Vor allem aber sind Bilder nicht (nur) Monologe; das meist wortlose Gespräch zwischen dem Bildmotiv, Bildermacher und den Schauenden ist wesentlicher Bestandteil jeglicher kreativer Bildgestaltung, also auch der Fotografie, die mehr sein soll als nicht sonderlich reflektierte Wiedergabe von Erinnerungen. Ohne Worte entsteht ein lebendiger, wenn auch oft unausgesprochener Dialog.

Mit dem Pseudonym die Wurzeln wiederfinden

Seit 2013 schreibe und fotografiere ich unter dem Namen Jos van Aken. Das Pseudonym ist eine Reminiszenz an meine Vorfahren (mütterlicherseits). „Van Aken“ bedeutet im Niederländischen „von den Lastkähnen“ und weist sowohl auf niederländische (holländische) Wurzeln als auch auf den Beruf meiner Urur-Großväter hin: Sie kamen „von den Aken“, von den Lastkähnen (auf dem Rhein, da wo er zum breiten Strom wird, dem Niederrhein an der deutsch-niederländischen Grenze). Ihr Job: Sie waren „Sakkendrager“ (Säcketräger), in Norddeutschland „Schauerleute“ genannt. Man sagt den Sakkendragern nach, sie seien unter anderem „hard working, hard loving and hard drinking“ gewesen.

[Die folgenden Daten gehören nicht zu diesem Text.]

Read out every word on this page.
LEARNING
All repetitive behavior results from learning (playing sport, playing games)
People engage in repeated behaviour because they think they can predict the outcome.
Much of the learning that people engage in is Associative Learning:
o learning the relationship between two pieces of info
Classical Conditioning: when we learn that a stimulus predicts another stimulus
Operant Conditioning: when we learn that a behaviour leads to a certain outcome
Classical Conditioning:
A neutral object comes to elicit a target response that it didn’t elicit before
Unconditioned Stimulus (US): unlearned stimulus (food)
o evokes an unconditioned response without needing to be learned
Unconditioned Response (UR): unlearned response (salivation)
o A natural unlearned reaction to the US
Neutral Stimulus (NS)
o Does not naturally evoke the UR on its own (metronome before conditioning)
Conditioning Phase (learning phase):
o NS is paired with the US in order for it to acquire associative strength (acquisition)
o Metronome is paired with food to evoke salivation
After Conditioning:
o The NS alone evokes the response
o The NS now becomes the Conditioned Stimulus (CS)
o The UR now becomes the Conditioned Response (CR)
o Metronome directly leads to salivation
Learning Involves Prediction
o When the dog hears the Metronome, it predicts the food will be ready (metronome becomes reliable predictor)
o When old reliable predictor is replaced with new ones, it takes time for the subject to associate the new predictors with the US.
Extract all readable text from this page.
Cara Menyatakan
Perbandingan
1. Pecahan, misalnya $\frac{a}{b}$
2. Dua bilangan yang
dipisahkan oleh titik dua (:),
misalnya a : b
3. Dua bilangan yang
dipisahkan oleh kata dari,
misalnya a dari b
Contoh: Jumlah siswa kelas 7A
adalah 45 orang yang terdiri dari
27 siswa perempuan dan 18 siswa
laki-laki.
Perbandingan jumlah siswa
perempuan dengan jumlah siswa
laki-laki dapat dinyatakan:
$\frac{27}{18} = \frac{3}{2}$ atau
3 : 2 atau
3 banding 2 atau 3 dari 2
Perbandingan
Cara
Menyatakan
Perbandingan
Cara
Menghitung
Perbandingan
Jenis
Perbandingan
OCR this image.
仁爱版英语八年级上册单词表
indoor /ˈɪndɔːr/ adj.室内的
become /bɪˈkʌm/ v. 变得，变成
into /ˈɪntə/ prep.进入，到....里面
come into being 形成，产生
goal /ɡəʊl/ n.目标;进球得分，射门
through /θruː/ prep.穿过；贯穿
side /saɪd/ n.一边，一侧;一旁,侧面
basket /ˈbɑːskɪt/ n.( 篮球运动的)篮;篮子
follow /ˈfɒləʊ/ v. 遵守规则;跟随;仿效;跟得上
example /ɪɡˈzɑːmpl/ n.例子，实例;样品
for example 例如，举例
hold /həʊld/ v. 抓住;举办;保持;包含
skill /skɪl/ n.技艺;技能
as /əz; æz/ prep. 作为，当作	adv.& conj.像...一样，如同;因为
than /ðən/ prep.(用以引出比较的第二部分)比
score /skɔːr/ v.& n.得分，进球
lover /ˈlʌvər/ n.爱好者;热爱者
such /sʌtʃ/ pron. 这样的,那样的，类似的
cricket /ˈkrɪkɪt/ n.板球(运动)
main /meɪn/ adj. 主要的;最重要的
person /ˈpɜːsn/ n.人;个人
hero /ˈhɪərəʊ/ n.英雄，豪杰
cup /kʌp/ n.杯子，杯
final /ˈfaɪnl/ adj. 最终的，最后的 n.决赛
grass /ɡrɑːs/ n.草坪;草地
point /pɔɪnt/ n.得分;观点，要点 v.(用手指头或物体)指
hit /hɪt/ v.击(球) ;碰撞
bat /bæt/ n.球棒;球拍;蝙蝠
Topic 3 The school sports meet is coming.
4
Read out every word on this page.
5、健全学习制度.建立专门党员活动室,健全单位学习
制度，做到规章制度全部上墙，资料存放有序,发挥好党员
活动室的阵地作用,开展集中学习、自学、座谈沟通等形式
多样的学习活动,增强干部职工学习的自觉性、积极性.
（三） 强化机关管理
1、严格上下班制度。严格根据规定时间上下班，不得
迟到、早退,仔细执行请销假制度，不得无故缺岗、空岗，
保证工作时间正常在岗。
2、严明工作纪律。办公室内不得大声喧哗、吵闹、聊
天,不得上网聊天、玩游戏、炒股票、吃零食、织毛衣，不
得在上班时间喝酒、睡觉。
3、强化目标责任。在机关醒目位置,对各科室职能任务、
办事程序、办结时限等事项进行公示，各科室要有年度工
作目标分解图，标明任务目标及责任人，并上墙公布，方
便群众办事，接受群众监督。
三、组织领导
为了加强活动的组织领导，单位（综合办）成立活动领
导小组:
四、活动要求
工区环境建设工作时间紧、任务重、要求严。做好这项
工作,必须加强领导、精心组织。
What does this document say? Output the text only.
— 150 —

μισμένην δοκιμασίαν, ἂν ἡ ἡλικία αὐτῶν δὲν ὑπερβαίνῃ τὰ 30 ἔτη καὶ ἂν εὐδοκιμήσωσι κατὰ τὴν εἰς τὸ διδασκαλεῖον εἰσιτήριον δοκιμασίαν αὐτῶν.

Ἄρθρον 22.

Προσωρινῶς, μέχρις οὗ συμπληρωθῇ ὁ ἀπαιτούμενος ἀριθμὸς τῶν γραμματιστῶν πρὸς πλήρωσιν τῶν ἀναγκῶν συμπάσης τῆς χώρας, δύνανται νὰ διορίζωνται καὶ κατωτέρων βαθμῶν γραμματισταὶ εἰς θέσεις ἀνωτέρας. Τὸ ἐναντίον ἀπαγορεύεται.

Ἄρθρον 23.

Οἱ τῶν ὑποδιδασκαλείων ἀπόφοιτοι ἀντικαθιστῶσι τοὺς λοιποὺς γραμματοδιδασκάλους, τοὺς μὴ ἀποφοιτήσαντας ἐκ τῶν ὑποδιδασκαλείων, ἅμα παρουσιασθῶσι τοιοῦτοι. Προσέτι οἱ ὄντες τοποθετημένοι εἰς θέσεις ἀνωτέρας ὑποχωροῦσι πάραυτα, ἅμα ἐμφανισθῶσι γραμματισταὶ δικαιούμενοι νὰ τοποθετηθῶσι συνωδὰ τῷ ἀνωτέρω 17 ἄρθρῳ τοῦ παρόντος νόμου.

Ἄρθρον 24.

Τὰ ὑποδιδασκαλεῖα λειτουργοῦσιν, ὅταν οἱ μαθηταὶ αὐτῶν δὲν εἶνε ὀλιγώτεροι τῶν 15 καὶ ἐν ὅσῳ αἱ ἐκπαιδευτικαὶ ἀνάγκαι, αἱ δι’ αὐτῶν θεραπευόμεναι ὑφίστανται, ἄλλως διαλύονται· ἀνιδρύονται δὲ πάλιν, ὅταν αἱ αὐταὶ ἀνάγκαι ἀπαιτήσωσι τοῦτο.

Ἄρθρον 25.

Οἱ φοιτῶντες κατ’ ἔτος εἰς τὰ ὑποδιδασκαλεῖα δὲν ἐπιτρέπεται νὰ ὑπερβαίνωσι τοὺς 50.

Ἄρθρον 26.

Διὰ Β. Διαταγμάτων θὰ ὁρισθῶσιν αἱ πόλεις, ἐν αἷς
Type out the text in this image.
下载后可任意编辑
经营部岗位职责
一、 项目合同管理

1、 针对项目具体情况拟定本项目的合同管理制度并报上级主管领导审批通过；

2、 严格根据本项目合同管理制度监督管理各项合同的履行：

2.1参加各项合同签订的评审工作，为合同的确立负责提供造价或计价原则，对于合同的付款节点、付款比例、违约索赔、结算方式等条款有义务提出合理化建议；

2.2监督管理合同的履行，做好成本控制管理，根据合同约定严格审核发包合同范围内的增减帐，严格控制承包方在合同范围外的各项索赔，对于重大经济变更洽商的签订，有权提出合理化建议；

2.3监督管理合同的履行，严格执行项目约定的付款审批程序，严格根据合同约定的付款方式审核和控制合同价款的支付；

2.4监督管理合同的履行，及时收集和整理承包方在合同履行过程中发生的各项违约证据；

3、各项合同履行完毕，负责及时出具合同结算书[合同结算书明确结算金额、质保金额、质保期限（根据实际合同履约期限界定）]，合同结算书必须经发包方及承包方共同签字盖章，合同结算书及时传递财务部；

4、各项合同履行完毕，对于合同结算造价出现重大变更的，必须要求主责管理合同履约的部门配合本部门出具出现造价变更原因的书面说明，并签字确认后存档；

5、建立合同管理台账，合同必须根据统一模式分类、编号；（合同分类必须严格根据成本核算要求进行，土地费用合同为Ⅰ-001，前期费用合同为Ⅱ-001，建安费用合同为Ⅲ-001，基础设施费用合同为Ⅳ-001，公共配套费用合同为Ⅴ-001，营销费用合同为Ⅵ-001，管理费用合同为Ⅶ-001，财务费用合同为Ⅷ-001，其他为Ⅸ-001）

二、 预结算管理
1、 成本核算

(Mit dem Abrüstungsexperten Jan van Aken von der Partei Die Linke bin ich übrigens weder verwandt noch verschwägert. Politisch stehe ich ihm allerdings nahe). Ich bin nicht Mitglied einer Partei, nähre mich nach früheren Tendenzen zu Sozialdemokraten und dem linken Lager der Grünen mehr und mehr den Linken an – da wo es ihnen gelingt, nicht dogmatisch zu missionieren.

Vita Norbert Jos Maas

Ich habe 40 Jahre lang als Redakteur, Reporter und Moderator bei Tageszeitungen, und beim Norddeutscen Rundfunk (NDR) gearbeitet. Mit 62 Jahren wurde ich wegen meiner Parkinsonerkrankung verrentet.

Geboren 1947 in der Kleinstadt Rees am Niederrhein als Norbert Jos Maas.
Kindheit und Jugend ab 1953 in Emmerich (noch ein wenig näher zur niederländischen Grenze).
Ein nicht abgeschlossenes Studium über den so genannten Zweiten Bildungsweg als Musik- und Kunsterzieher an der Folkwang-Hochschule für Musik, Theater, Tanz und Bildende Kunst in Essen-Werden endete vorzeitig mit dem Beginn der Wunschausbildung, einem Volontariat mit dem doppelten Abschluss als Text- und Bildredakteur bei der Westdeutschen Allgemeinen Zeitung (WAZ) in Essen.

16 Jahren lang arbeitete ich zunächst als Redakteur bei der WAZ im Ruhrgebiet, später bei einem Tochterblatt des Mannheimer Morgen in einer Kreisstadt bei Heidelberg (Mosbach) sowie bei der Braunschweiger Zeitung

Schließlich der Wechsel für die restlichen 20 Jahre meines Berufslebens zu Fernsehen und Hörfunk.
Zunächst als Redakteur für Niedersachsen/Bremen bei EUREKA tv, dem Vorgänger des heutigen Senders Pro 7, dann beim Norddeutschen Rundfunk (NDR).

2009 die Diagnose Morbus Parkinson und die Frühverrentung. Seit 2013 schreibe und fotografiere ich unter dem Pseudonym Jos van Aken.